Enrico Colombatto |
Economista controcorrente, liberista
puro e duro, spirito libero come pochi, sempre sferzante, Enrico
Colombatto, invitato a presentare il suo libro - “L'economia che
serve”, G.Giappichelli Editore - al “Dumse da fé”, gruppo
anomalo di esponenti torinesi che, coordinato dall'infaticabile Piero
Gola, si riuniscono ogni due settimane per confrontarsi con
eccellenze locali, ha confermato tutta la sua verve
e, rispondendo a tante domande di attualità, non ha mancato di
ribadire quei concetti e principi che lo fanno considerare
particolarmente “scomodo” nel sistema cittadino, compreso quello
accademico al quale appartiene.
Ordinario
di Politica economica all'Università di Torino, oltre che presidente
del comitato scientifico e responsabile della ricerca del francese
Iref (Institut de Recherches Economiques et Fiscales) e senior
fellow del Gis (Geopolitical
Intelligence Service, Liechtenstein), Enrico Colombatto è
inflessibile e caustico già con gli economisti, pochi dei quali sono
veramente “buoni” e, comunque, proprio per questo “scartati”.

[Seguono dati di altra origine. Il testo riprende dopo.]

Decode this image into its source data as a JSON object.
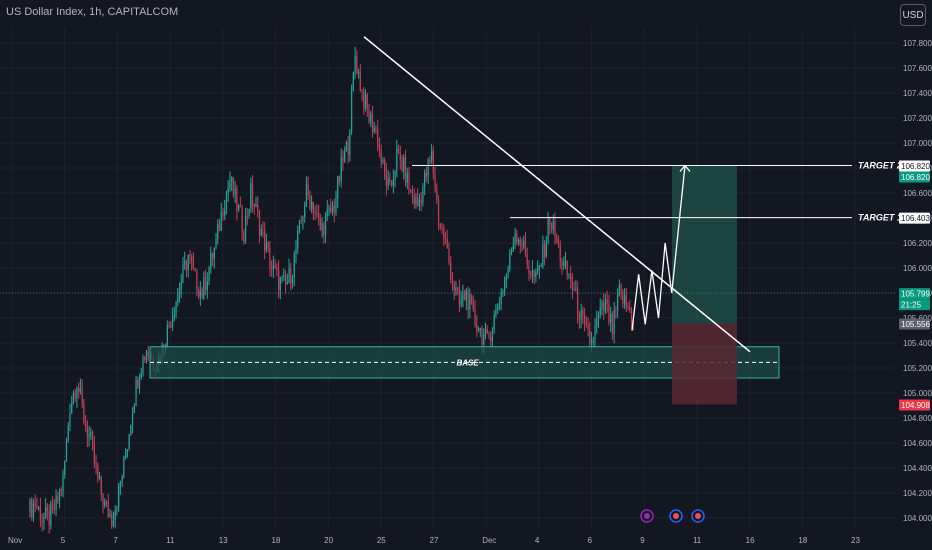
{
  "header": {
    "symbol_title": "US Dollar Index, 1h, CAPITALCOM",
    "currency_button": "USD"
  },
  "colors": {
    "bg": "#131722",
    "grid": "#1e222d",
    "text": "#b2b5be",
    "up": "#26a69a",
    "down": "#c2415a",
    "white": "#ffffff",
    "price_tag": "#089981",
    "stop_tag": "#f23645",
    "grey_tag": "#5d606b",
    "profit_zone": "#1f4d46",
    "loss_zone": "#5a2832",
    "base_zone": "#1c4b45"
  },
  "chart_data": {
    "type": "candlestick",
    "x_ticks": [
      "Nov",
      "5",
      "7",
      "11",
      "13",
      "18",
      "20",
      "25",
      "27",
      "Dec",
      "4",
      "6",
      "9",
      "11",
      "16",
      "18",
      "23"
    ],
    "y_ticks": [
      "107.800",
      "107.600",
      "107.400",
      "107.200",
      "107.000",
      "106.800",
      "106.600",
      "106.400",
      "106.200",
      "106.000",
      "105.800",
      "105.600",
      "105.400",
      "105.200",
      "105.000",
      "104.800",
      "104.600",
      "104.400",
      "104.200",
      "104.000"
    ],
    "ylim": [
      103.92,
      107.92
    ],
    "price_tags": [
      {
        "value": 106.82,
        "label": "106.820",
        "style": "white"
      },
      {
        "value": 106.82,
        "label": "106.820",
        "style": "green"
      },
      {
        "value": 106.403,
        "label": "106.403",
        "style": "white"
      },
      {
        "value": 105.799,
        "label": "105.799",
        "style": "green"
      },
      {
        "value": 105.799,
        "sub": "21:25",
        "style": "green"
      },
      {
        "value": 105.556,
        "label": "105.556",
        "style": "grey"
      },
      {
        "value": 104.908,
        "label": "104.908",
        "style": "red"
      }
    ],
    "annotations": {
      "target2": "TARGET 2",
      "target1": "TARGET 1",
      "base": "BASE"
    },
    "levels": {
      "target2": 106.82,
      "target1": 106.403,
      "entry": 105.556,
      "stop": 104.908,
      "base_top": 105.37,
      "base_bottom": 105.12,
      "base_mid": 105.245,
      "last": 105.799
    },
    "path": [
      104.05,
      104.12,
      104.0,
      104.0,
      104.1,
      104.3,
      104.9,
      105.1,
      104.8,
      104.6,
      104.3,
      104.1,
      104.0,
      104.2,
      104.5,
      104.9,
      105.2,
      105.35,
      105.25,
      105.3,
      105.5,
      105.7,
      105.9,
      106.1,
      105.9,
      105.8,
      106.0,
      106.2,
      106.5,
      106.7,
      106.5,
      106.3,
      106.6,
      106.4,
      106.2,
      106.0,
      105.9,
      105.85,
      106.0,
      106.3,
      106.6,
      106.5,
      106.3,
      106.4,
      106.5,
      106.8,
      107.0,
      107.7,
      107.4,
      107.2,
      107.1,
      106.8,
      106.6,
      106.9,
      106.8,
      106.6,
      106.5,
      106.7,
      106.9,
      106.4,
      106.2,
      105.9,
      105.7,
      105.8,
      105.6,
      105.5,
      105.4,
      105.6,
      105.8,
      106.0,
      106.3,
      106.2,
      106.0,
      105.9,
      106.1,
      106.4,
      106.2,
      106.0,
      105.9,
      105.7,
      105.5,
      105.4,
      105.6,
      105.7,
      105.5,
      105.8,
      105.7,
      105.6
    ],
    "projection": [
      [
        0,
        105.5
      ],
      [
        6,
        105.95
      ],
      [
        12,
        105.55
      ],
      [
        18,
        105.98
      ],
      [
        24,
        105.6
      ],
      [
        30,
        106.2
      ],
      [
        36,
        105.8
      ],
      [
        48,
        106.82
      ]
    ]
  }
}
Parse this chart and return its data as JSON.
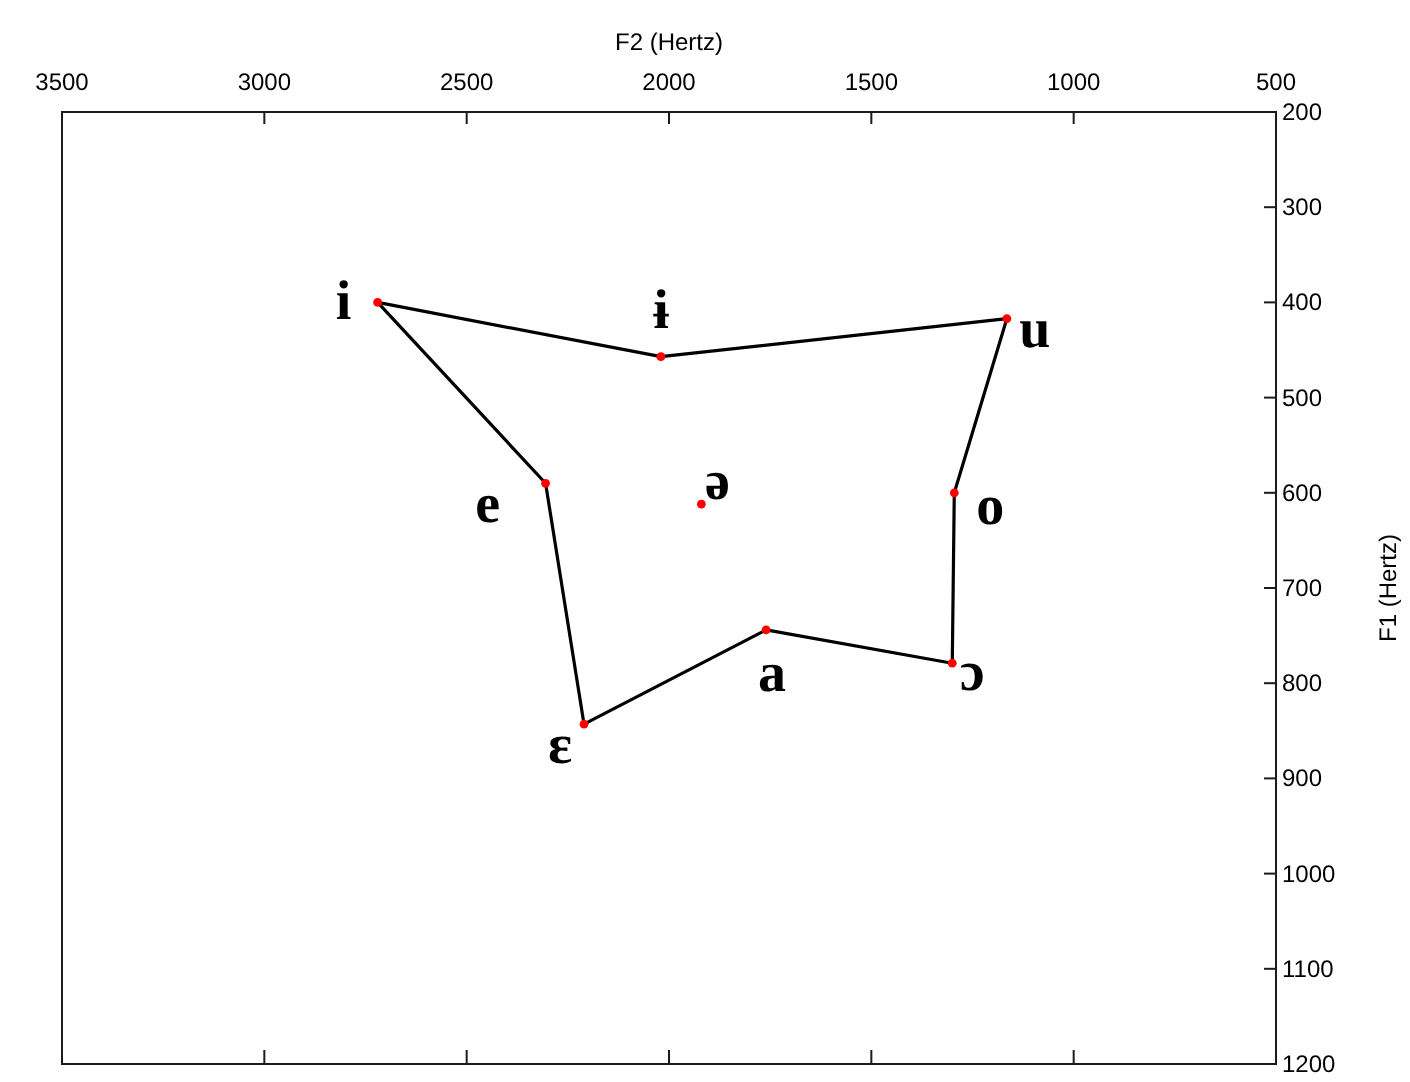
{
  "chart_data": {
    "type": "scatter",
    "xlabel": "F2 (Hertz)",
    "ylabel": "F1 (Hertz)",
    "xlim": [
      3500,
      500
    ],
    "xticks": [
      3500,
      3000,
      2500,
      2000,
      1500,
      1000,
      500
    ],
    "ylim": [
      1200,
      200
    ],
    "yticks": [
      200,
      300,
      400,
      500,
      600,
      700,
      800,
      900,
      1000,
      1100,
      1200
    ],
    "series": [
      {
        "type": "line",
        "color": "#000000",
        "x": [
          2720,
          2020,
          1165
        ],
        "values": [
          400,
          457,
          417
        ]
      },
      {
        "type": "line",
        "color": "#000000",
        "x": [
          1165,
          1295,
          1300,
          1760,
          2210,
          2305,
          2720
        ],
        "values": [
          417,
          600,
          779,
          744,
          843,
          590,
          400
        ]
      },
      {
        "type": "scatter",
        "color": "#ff0000",
        "marker": "circle",
        "x": [
          2720,
          2020,
          1165,
          2305,
          1920,
          1295,
          2210,
          1760,
          1300
        ],
        "values": [
          400,
          457,
          417,
          590,
          612,
          600,
          843,
          744,
          779
        ]
      }
    ],
    "annotations": [
      {
        "text": "i",
        "x": 2720,
        "y": 400
      },
      {
        "text": "ɨ",
        "x": 2020,
        "y": 457
      },
      {
        "text": "u",
        "x": 1165,
        "y": 417
      },
      {
        "text": "e",
        "x": 2305,
        "y": 590
      },
      {
        "text": "ə",
        "x": 1920,
        "y": 612
      },
      {
        "text": "o",
        "x": 1295,
        "y": 600
      },
      {
        "text": "ɛ",
        "x": 2210,
        "y": 843
      },
      {
        "text": "a",
        "x": 1760,
        "y": 744
      },
      {
        "text": "ɔ",
        "x": 1300,
        "y": 779
      }
    ]
  }
}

Buoni, secondo lui, sono gli economisti che non dicono di avere la
bacchetta magica e “usano il buon senso, rendendosi conto che molti
fenomeni sono troppo complessi per essere spiegati dalla giusta
equazione o dal giusto modello”, riconoscendo che “gli esseri
umani non sono né cloni né angeli”, oltre che “il ricorso
all'intervento pubblico non è necessariamente la soluzione migliore,
quando le libere interazioni umane non forniscono la risposta
desiderata a un problema economico”.
Infatti,
come ha spiegato, “anche i protagonisti della politica economica
sono esseri umani fallibili, rispondono agli incentivi generati dal
mondo della politica e, qualche volta, sono meno altruisti di quanto
sarebbe desiderabile”. Non solo: naturalmente, “tendono a
perseguire i propri fini, a volte ispirati da un lodevole altruismo e
a volte, invece, da avidità, vanità, sete di potere, pregiudizi
ideologici”.
Enrico
Colombatto ha invitato a diffidare di chi sostiene di operare per il
bene comune o il benessere sociale (“sono solo slogan politici, derive utilitaristiche”), di chi dice che il pil, i consumi, l'occupazione si
possono aumentare stampando moneta o facendo debiti o accrescendo il
deficit; “un Paese diventa più ricco e migliora unicamente se
incrementa la produzione e la produttività”, consentendo a tutti
di valorizzare i propri talenti e la propria volontà di fare, di
intraprendere, lasciando la maggiore libertà individuale possibile,
limitandola soltanto al rispetto delle libertà altrui. Non
tartassando (“l'imposizione fiscale è furto aggravato e
continuato”) e non impedendo, ovunque, la concorrenza, fattore
fondamentale dello sviluppo.
Classe
1954, torinese-valdostano, laurea in Economia e commercio nell'Ateneo
dove insegna, master e dottorato alla London School of Economics,
allievo prediletto dell'indimenticabile Sergio Ricossa e con riferimenti ideologici del calibro di Mises, Rothbard e De Jasay, Enrico
Colombatto sorride amaramente quando sente parlare di reddito di
cittadinanza, incentivi alle imprese o all'innovazione,
finanziamenti pubblici di infrastrutture che, se sostenibili,
sarebbero realizzate da privati, misure di politica economica
“miracolose” ...
Colombatto
ha concluso dicendo semplicemente che i migliori provvedimenti
economici sono quelli che modificano gli errori fatti e che non consentono al Fisco di mettere le mani nelle tasche delle persone.